A Georgia woman who was pardoned by President Trump last month announced she is running as a Republican against the state’s longest-serving congressman, Democratic Rep. John Lewis.

Angela Stanton-King, a pro-life advocate and the goddaughter of Alveda King, Martin Luther King Jr.’s niece, announced Friday that she is running against Mr. Lewis with criminal justice reform and abortion as her primary focus.

“Thanks for your prayer,” she tweeted. “It’s official. I’m running for U.S. Representative for the 5th District of Georgia. This isn’t about replacing John Lewis, this is about picking up the torch and continuing the fight for Justice.”

Ms. Stanton-King was pardoned by Mr. Trump on Feb. 18 after serving two years in jail and six months in home confinement for her 2004 conviction in a vehicle-theft ring. She appeared in the BET Network docuseries “From the Bottom Up” and released the 2012 book, “Life of a Real Housewife.” Last week, Ms. Stanton-King joined other black Trump supporters in praying over the president in the Oval Office, The Atlanta Journal-Constitution reported.

Ms. Stanton-King said she is entering politics as a voice for pro-life black women and to fight the Democratic Party’s pro-abortion agenda.

“These are no longer the days of marching over the Selma Bridge,” she told WXIA-TV, referring to Mr. Lewis’ role during the 1965 march on Alabama’s Edmund Pettus Bridge. “There is a different injustice we are fighting now, and it’s for the lives of our unborn children.”

“How can a dream live if we kill it, right? How many Martin Luther King Jr.s, and Malcom Xs, or Barack Obamas have we aborted?” she asked. “Every time you hear that the majority of Democratic candidates go on stage, they say poor women of color need access to abortion. I was born to a poor woman of color. I was a poor woman of color when I gave birth to my children. Who’s to say that their lives are worth any less than others? So, I think we need to take a different approach to the issue instead of constantly receiving funding for our own genocide.”

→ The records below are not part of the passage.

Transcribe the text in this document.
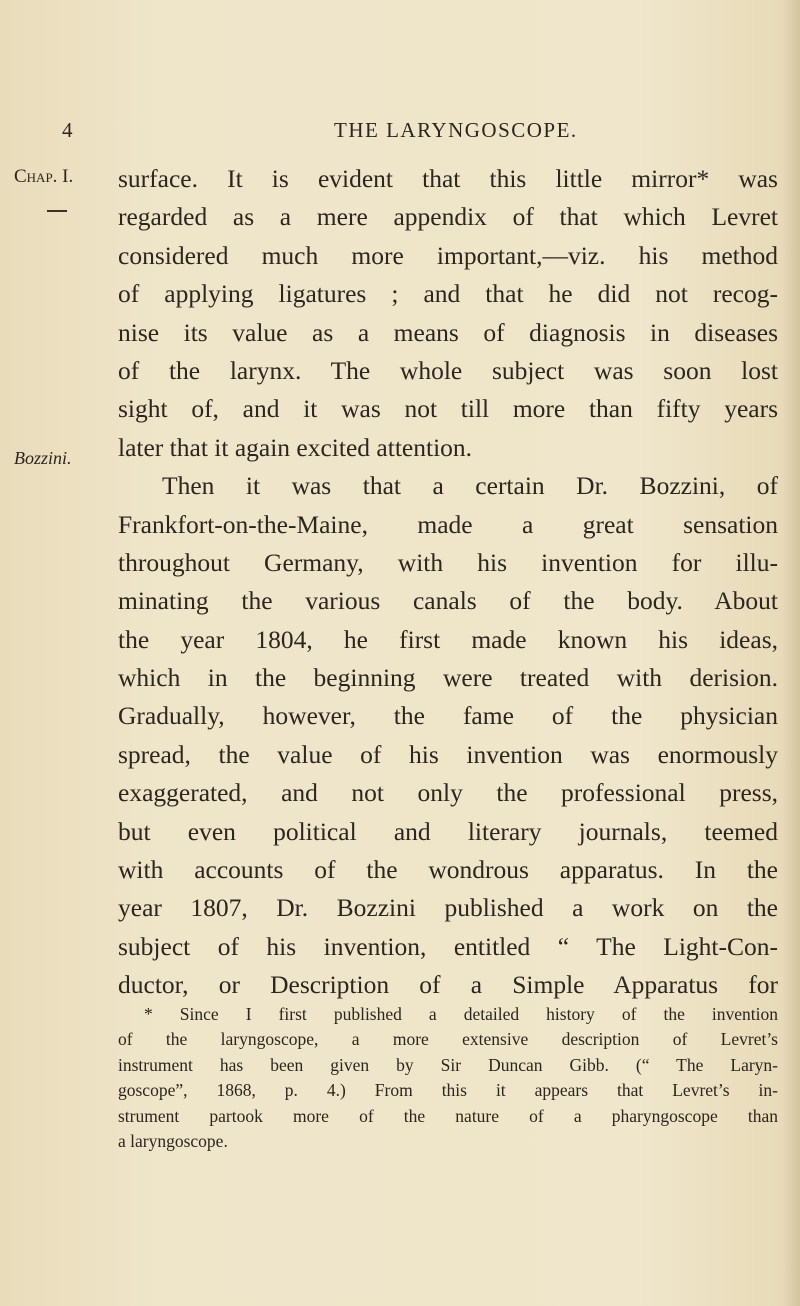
4	THE LARYNGOSCOPE.
Chap. I.
Bozzini.
surface. It is evident that this little mirror* was
regarded as a mere appendix of that which Levret
considered much more important,—viz. his method
of applying ligatures ; and that he did not recog-
nise its value as a means of diagnosis in diseases
of the larynx. The whole subject was soon lost
sight of, and it was not till more than fifty years
later that it again excited attention.
Then it was that a certain Dr. Bozzini, of
Frankfort-on-the-Maine, made a great sensation
throughout Germany, with his invention for illu-
minating the various canals of the body. About
the year 1804, he first made known his ideas,
which in the beginning were treated with derision.
Gradually, however, the fame of the physician
spread, the value of his invention was enormously
exaggerated, and not only the professional press,
but even political and literary journals, teemed
with accounts of the wondrous apparatus. In the
year 1807, Dr. Bozzini published a work on the
subject of his invention, entitled “ The Light-Con-
ductor, or Description of a Simple Apparatus for
* Since I first published a detailed history of the invention
of the laryngoscope, a more extensive description of Levret’s
instrument has been given by Sir Duncan Gibb. (“ The Laryn-
goscope”, 1868, p. 4.) From this it appears that Levret’s in-
strument partook more of the nature of a pharyngoscope than
a laryngoscope.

Mr. Lewis, a civil rights hero who is seeking an 18th term despite a Stage 4 pancreatic cancer diagnosis, said his constituents trust his record.

“My constituents know me, they know my record, and they know that I have fought tirelessly for them for the last 33 years,” Mr. Lewis told The Journal-Constitution in an email Friday. “There is still much work left to do on guaranteeing civil rights to all people in this country, protecting and expanding access to health care, and ensuring that every American can freely cast a vote regardless of race or resources. With the support of my constituents, I look forward to getting into more good trouble in the years ahead.”